The equation we use is in the form, $ax^2+bx+c= 0$. We also use the vertex form $a(x-p)^2+q$. In the textbook, it says the two parabolas need to have the same vertex, but different a values. However, I also graphed examples where the vertex is different but the a value is the same. So they only intersect once and the two graphs are parallel.

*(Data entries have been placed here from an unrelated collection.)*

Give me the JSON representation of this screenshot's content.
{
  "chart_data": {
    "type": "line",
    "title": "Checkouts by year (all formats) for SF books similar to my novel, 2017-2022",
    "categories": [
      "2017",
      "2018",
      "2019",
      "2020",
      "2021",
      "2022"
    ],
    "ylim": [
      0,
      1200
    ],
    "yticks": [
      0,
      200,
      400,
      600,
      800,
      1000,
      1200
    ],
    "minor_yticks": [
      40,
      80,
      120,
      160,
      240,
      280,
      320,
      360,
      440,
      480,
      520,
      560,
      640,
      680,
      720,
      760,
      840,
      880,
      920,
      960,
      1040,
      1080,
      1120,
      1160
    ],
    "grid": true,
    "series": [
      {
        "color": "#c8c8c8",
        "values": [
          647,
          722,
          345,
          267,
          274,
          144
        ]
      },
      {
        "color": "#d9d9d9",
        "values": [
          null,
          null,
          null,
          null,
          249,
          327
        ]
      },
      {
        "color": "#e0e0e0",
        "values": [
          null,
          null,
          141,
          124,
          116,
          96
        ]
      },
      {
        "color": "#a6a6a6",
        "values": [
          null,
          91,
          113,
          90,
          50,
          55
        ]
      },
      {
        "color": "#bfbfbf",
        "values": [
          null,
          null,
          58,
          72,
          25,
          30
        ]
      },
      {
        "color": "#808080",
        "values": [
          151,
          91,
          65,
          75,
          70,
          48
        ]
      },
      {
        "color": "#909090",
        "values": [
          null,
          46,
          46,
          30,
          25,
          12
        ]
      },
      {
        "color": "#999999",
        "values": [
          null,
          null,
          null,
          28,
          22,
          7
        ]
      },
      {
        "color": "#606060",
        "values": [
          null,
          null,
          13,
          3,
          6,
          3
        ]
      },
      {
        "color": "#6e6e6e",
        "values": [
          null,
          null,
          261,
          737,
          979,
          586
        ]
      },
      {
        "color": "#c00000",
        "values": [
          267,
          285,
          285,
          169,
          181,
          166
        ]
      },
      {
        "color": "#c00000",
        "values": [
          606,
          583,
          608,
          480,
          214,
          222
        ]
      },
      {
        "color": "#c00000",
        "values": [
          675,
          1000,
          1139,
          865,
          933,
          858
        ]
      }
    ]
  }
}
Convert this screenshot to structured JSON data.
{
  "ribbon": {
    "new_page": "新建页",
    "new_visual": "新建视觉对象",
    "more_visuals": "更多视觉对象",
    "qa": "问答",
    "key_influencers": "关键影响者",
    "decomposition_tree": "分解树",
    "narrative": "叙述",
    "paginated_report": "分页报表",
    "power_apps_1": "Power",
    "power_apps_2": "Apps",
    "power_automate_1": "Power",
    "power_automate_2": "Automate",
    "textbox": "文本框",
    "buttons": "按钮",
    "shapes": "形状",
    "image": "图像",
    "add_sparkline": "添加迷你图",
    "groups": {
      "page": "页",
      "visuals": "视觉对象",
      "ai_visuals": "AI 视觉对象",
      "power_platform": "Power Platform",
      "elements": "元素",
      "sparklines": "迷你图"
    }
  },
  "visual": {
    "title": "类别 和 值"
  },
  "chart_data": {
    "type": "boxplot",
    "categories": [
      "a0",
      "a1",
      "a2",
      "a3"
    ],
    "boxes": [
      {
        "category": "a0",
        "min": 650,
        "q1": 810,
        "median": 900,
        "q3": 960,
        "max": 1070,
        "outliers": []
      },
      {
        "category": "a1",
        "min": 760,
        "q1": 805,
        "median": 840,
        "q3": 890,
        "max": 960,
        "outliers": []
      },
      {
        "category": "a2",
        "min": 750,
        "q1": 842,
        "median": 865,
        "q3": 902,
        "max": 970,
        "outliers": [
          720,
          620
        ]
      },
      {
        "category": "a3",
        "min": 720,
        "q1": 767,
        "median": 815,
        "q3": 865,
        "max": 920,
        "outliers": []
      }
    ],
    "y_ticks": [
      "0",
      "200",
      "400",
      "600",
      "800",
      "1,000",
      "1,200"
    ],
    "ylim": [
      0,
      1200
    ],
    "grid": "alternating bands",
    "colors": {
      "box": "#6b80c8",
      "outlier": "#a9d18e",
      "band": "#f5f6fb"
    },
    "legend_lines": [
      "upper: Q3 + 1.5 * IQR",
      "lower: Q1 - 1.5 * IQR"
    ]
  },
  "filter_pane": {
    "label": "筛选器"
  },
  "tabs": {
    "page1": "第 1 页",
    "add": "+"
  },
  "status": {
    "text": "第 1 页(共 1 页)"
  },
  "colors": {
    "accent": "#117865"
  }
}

If we have have $y = f(x)$ and $y=g(x)$ [1], a solution will satisfy $f(x)-g(x)=0$, hence we need $f(x)-g(x)$ to have exactly one solution. Quadratic equations always have exactly two solutions, so either $f(x)-g(x)$ is linear, or it has a multiple root. If it's linear, it has the form $y = mx+B$ for some $m,B$ (I'm using a capital $B$ to distinguish it from the $b$ in $y = ax^+bx+x$), which means that the $a$ for $f$ and $g$ are the same, but their $b$ are different (if their $b$ are the same, $f(x)-g(x)$ would be constant, and so would have infinite solutions). If it has a multiple root, then it's of the form $y = A(x-r)^2$ for some $A,r$, which means that the $q$ and $p$ for $f(x)$ and $g(x)$ are the same.

[1] $x = y^2$ can also be considered a quadratic equation, but I'm assuming you're dealing with equations of the form $y = f(x)$.